Efficient data IO for a Parallel Global Cloud Resolving Model

https://doi.org/10.1016/j.envsoft.2011.08.007Get rights and content

Abstract

Execution of a Global Cloud Resolving Model (GCRM) at target resolutions of 2–4 km will generate, at a minimum, 10s of Gigabytes of data per variable per snapshot. Writing this data to disk, without creating a serious bottleneck in the execution of the GCRM code, while also supporting efficient post-execution data analysis is a significant challenge. This paper discusses an Input/Output (IO) application programmer interface (API) for the GCRM that efficiently moves data from the model to disk while maintaining support for community standard formats, avoiding the creation of very large numbers of files, and supporting efficient analysis. Several aspects of the API will be discussed in detail. First, we discuss the output data layout which linearizes the data in a consistent way that is independent of the number of processors used to run the simulation and provides a convenient format for subsequent analyses of the data. Second, we discuss the flexible API interface that enables modelers to easily add variables to the output stream by specifying where in the GCRM code these variables are located and to flexibly configure the choice of outputs and distribution of data across files. The flexibility of the API is designed to allow model developers to add new data fields to the output as the model develops and new physics is added. It also provides a mechanism for allowing users of the GCRM code to adjust the output frequency and the number of fields written depending on the needs of individual calculations. Third, we describe the mapping to the NetCDF data model with an emphasis on the grid description. Fourth, we describe our messaging algorithms and IO aggregation strategies that are used to achieve high bandwidth while simultaneously writing concurrently from many processors to shared files. We conclude with initial performance results.

Highlights

► A strategy for linearizing data on a geodesic grid is developed. ► A modular IO library based on this strategy is developed that can be easily incorporated into the GCRM with minimal effort. ► A subset of processors is used for IO to reduce contention with the file system. ► Bandwidth results for a number of different IO configurations are presented.

Introduction

The push to create more reliable and accurate simulations for environmental modeling has led to an increasing reliance on parallel programming to run larger and more detailed simulations in a timely manner. This is particularly true for simulations of climate change, but parallel programming, particularly programs that scale to large numbers of processors, is becoming increasingly important in other areas of environmental modeling as well. Individual environmental components are being run at larger scales and components are being coupled together to create larger models of environmental systems. Examples of the use of parallel codes in environmental simulation include hydrology (Hammond and Lichtner, 2010), surface water modeling (Von Bloh et al., 2010, Neal et al., 2010, Yu, 2010), and simulations of the ocean (Maltrud and McClean, 2005). Simulations of climate in general and the atmosphere in particular have a long history of using parallel computation to increase the complexity of the models simulated and to extend the resolution and timescales of simulations (Drake et al., 2005; Dabdub and Seinfeld, 1996). Higher resolution is being used to reduce the uncertainties and systematic errors due to parameterizations and other sources of error associated with coarser grained models.

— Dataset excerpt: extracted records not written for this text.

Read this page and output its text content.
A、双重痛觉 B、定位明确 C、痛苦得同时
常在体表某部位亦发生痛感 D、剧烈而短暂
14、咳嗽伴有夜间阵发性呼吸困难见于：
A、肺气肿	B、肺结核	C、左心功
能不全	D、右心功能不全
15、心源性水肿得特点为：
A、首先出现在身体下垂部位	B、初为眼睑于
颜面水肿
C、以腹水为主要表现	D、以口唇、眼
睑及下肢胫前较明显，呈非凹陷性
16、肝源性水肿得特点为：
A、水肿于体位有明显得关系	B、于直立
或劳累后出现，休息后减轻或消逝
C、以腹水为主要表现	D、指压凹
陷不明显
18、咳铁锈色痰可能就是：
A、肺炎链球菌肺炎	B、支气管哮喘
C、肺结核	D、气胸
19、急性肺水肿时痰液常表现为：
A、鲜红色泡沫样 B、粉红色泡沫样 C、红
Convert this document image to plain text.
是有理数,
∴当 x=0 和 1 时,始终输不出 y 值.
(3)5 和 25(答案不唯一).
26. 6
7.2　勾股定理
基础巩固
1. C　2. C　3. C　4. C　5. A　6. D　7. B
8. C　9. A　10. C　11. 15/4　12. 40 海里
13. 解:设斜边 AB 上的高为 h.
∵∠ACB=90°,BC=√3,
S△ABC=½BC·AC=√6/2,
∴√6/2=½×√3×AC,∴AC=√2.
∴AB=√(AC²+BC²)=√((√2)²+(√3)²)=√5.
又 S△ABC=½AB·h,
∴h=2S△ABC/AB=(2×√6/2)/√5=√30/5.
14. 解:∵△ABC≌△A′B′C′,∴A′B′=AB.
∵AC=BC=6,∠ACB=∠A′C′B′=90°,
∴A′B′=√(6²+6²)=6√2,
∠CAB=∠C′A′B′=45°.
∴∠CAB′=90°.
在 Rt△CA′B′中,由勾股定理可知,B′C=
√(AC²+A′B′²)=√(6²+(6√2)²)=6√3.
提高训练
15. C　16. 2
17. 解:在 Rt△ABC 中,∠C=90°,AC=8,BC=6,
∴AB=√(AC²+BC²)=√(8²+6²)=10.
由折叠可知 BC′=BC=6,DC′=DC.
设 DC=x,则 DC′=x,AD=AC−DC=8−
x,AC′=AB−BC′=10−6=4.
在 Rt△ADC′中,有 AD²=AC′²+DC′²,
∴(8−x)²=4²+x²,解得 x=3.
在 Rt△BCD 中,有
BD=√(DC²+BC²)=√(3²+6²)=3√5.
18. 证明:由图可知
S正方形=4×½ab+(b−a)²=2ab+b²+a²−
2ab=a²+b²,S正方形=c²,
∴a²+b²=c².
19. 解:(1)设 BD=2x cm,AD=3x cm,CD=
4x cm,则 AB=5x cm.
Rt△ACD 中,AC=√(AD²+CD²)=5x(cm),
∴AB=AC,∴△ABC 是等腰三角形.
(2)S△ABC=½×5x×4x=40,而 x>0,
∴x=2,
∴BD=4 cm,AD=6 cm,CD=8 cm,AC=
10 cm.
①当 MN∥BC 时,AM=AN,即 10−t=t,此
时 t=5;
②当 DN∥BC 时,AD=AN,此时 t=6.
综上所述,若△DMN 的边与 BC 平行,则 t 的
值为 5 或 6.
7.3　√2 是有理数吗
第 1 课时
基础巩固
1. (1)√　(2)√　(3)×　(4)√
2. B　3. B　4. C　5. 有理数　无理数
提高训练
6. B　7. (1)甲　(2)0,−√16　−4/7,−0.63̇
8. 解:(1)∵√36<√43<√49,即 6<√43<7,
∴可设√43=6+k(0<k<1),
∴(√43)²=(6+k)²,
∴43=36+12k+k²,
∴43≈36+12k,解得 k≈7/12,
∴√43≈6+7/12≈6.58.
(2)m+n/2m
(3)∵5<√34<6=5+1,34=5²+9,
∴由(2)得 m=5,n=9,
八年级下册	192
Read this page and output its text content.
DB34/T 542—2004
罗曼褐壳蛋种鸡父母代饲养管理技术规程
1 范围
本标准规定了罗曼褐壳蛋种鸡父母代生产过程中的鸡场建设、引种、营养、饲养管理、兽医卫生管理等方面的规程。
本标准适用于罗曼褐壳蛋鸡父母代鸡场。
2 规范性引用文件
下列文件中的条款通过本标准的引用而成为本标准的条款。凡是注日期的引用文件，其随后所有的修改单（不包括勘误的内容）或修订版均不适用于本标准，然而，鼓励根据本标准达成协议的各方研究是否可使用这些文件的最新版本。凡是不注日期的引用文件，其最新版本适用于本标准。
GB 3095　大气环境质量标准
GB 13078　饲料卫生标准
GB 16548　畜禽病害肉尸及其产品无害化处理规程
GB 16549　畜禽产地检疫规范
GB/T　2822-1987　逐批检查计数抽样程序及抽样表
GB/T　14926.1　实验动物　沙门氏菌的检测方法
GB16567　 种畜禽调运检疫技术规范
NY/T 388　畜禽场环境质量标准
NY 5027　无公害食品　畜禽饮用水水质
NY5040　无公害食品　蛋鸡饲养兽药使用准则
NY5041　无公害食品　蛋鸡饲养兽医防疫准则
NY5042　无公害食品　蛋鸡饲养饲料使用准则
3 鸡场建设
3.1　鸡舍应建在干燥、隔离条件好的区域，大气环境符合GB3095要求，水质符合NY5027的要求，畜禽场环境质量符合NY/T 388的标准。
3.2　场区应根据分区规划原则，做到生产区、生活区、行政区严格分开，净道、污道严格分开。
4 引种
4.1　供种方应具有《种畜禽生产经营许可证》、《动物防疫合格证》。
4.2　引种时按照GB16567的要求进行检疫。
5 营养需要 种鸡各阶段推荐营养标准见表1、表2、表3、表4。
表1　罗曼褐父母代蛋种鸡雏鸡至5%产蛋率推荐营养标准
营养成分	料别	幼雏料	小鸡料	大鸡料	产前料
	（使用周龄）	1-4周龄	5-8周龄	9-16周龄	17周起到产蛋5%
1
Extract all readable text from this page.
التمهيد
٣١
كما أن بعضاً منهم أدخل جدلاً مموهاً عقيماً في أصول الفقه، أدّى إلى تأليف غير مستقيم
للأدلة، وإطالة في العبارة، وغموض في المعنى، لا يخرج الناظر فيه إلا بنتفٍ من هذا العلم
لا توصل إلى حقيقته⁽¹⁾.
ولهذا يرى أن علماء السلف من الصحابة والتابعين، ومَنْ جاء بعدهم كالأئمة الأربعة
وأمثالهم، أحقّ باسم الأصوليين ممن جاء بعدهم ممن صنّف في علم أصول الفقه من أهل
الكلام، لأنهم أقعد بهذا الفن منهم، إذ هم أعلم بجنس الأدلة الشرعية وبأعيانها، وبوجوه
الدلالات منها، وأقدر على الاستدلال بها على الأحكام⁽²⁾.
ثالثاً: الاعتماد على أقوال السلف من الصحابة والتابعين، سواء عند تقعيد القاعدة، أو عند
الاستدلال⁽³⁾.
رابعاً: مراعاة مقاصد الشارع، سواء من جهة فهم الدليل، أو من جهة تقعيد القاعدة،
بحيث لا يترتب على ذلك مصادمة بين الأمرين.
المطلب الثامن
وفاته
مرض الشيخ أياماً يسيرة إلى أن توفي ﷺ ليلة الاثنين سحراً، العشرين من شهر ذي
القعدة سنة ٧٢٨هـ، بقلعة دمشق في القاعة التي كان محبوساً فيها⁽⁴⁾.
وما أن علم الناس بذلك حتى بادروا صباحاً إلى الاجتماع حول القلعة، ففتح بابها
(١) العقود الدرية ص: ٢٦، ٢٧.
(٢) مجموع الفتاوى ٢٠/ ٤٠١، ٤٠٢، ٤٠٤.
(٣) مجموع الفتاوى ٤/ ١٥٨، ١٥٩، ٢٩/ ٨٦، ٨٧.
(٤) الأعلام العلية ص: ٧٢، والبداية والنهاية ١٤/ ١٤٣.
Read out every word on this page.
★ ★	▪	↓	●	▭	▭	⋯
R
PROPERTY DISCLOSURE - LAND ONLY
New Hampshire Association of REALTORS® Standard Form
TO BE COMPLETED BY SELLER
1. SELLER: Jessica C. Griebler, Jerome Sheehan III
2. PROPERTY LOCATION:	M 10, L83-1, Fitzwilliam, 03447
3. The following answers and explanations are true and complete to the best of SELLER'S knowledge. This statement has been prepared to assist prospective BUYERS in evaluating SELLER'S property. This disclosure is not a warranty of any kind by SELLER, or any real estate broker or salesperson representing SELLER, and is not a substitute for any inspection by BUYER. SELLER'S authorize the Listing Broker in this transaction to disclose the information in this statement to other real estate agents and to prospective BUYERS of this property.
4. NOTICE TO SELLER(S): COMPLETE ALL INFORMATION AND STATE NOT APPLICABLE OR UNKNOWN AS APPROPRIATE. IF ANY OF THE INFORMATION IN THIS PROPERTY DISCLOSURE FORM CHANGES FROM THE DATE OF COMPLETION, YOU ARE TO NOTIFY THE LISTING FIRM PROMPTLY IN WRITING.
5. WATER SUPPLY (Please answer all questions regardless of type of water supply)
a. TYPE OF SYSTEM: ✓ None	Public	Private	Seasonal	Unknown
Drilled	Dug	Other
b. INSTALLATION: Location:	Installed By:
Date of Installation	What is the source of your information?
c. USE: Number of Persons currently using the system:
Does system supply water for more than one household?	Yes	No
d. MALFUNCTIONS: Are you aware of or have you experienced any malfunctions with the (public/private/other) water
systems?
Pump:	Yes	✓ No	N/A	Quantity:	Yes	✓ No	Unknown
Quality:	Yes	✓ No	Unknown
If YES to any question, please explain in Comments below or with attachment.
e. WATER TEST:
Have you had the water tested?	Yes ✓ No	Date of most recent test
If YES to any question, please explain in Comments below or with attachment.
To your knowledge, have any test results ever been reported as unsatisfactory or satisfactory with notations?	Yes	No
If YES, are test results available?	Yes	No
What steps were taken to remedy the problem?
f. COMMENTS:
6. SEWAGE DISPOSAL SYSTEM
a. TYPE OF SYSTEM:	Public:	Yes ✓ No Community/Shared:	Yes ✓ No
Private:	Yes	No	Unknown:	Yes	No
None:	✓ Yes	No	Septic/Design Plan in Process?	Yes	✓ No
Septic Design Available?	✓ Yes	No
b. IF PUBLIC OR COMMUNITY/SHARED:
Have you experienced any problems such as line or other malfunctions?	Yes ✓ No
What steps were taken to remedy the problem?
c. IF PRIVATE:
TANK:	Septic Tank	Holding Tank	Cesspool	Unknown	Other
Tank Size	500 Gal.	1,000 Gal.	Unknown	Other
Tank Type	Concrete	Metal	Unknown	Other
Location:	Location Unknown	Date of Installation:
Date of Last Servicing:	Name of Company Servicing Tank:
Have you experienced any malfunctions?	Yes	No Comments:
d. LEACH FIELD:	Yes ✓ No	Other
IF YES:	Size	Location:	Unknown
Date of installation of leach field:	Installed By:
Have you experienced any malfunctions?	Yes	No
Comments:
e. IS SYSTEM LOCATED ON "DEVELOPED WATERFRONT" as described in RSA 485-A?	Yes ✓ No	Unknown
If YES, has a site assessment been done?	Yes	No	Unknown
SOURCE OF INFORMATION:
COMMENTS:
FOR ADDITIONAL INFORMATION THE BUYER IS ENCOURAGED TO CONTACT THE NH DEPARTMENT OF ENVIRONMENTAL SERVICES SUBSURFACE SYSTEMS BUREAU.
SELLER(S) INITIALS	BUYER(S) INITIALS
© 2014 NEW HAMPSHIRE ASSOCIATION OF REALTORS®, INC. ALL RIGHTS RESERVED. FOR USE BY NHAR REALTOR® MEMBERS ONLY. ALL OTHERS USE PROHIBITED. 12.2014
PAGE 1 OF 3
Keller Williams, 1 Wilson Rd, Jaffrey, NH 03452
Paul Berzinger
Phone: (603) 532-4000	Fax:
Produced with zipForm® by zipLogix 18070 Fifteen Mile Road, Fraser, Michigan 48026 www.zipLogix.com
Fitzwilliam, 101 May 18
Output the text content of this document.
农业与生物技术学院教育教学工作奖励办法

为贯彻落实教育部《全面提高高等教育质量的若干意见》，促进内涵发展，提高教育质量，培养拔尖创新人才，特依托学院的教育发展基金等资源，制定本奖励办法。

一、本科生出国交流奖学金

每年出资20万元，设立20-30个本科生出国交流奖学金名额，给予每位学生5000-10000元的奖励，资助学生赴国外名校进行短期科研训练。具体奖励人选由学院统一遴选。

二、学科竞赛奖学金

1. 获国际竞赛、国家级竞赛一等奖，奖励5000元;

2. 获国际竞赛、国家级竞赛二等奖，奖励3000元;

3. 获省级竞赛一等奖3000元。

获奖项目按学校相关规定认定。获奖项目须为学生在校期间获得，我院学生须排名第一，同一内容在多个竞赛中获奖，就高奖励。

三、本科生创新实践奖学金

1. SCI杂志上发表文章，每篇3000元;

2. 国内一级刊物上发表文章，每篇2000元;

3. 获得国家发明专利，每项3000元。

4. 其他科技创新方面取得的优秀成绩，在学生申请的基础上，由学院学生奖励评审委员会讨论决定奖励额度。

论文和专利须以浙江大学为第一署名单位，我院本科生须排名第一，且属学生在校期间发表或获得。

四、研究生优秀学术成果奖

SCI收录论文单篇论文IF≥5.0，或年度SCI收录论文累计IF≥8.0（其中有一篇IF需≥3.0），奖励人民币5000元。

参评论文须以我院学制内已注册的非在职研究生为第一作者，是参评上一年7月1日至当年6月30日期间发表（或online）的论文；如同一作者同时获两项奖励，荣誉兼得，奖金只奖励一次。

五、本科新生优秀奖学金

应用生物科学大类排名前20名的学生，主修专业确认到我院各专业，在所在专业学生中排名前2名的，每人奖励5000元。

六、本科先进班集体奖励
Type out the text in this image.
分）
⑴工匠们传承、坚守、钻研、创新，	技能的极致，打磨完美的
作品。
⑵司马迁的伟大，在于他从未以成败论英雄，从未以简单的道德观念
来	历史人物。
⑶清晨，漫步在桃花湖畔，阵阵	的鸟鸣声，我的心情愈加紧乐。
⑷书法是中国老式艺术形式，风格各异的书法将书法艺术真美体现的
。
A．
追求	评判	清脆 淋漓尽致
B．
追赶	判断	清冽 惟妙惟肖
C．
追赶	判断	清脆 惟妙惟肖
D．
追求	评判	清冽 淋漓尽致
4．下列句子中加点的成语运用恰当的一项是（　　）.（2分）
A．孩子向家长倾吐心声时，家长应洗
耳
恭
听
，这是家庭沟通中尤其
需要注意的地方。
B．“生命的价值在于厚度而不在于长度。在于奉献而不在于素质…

Our ability to simulate climate change over extended periods is heavily constrained by uncertainty in the subgrid models that are used to describe behavior occurring at scales less than the dimensions of a single grid cell. Typical grid cell dimensions are in the range of 35–70 km for current global simulations of climate. At these resolutions, much of the behavior at the subgrid scale, particularly of clouds, must be heavily modeled and parameterized and different models give significantly different results. The behavior of clouds in these models is a major source of uncertainty (Liou, 1986). Efforts are currently underway to develop a Global Cloud Resolving Model (GCRM) (Randall et al., 2003) designed to run at a grid resolution on the order of kilometers. At 4 km, simulations become “cloud permitting” and individual clouds can begin to be modeled without including them as subgrid parameterizations. At higher resolutions of 2 km and 1 km, individual cloud behavior can be fully modeled. Simulations at these resolutions will substantially reduce the level of approximation at the subgrid scale and provide a more physically based representation of the behavior of clouds. In the short term, results from these simulations will be used as the basis for increasing the accuracy of climate simulations at coarser resolutions that can be run more efficiently to simulate longer periods of time. GCRMs are likely to be used for operational numerical weather prediction within about ten years and to perform “time slice” simulations within longer climate change simulations on coarser grids.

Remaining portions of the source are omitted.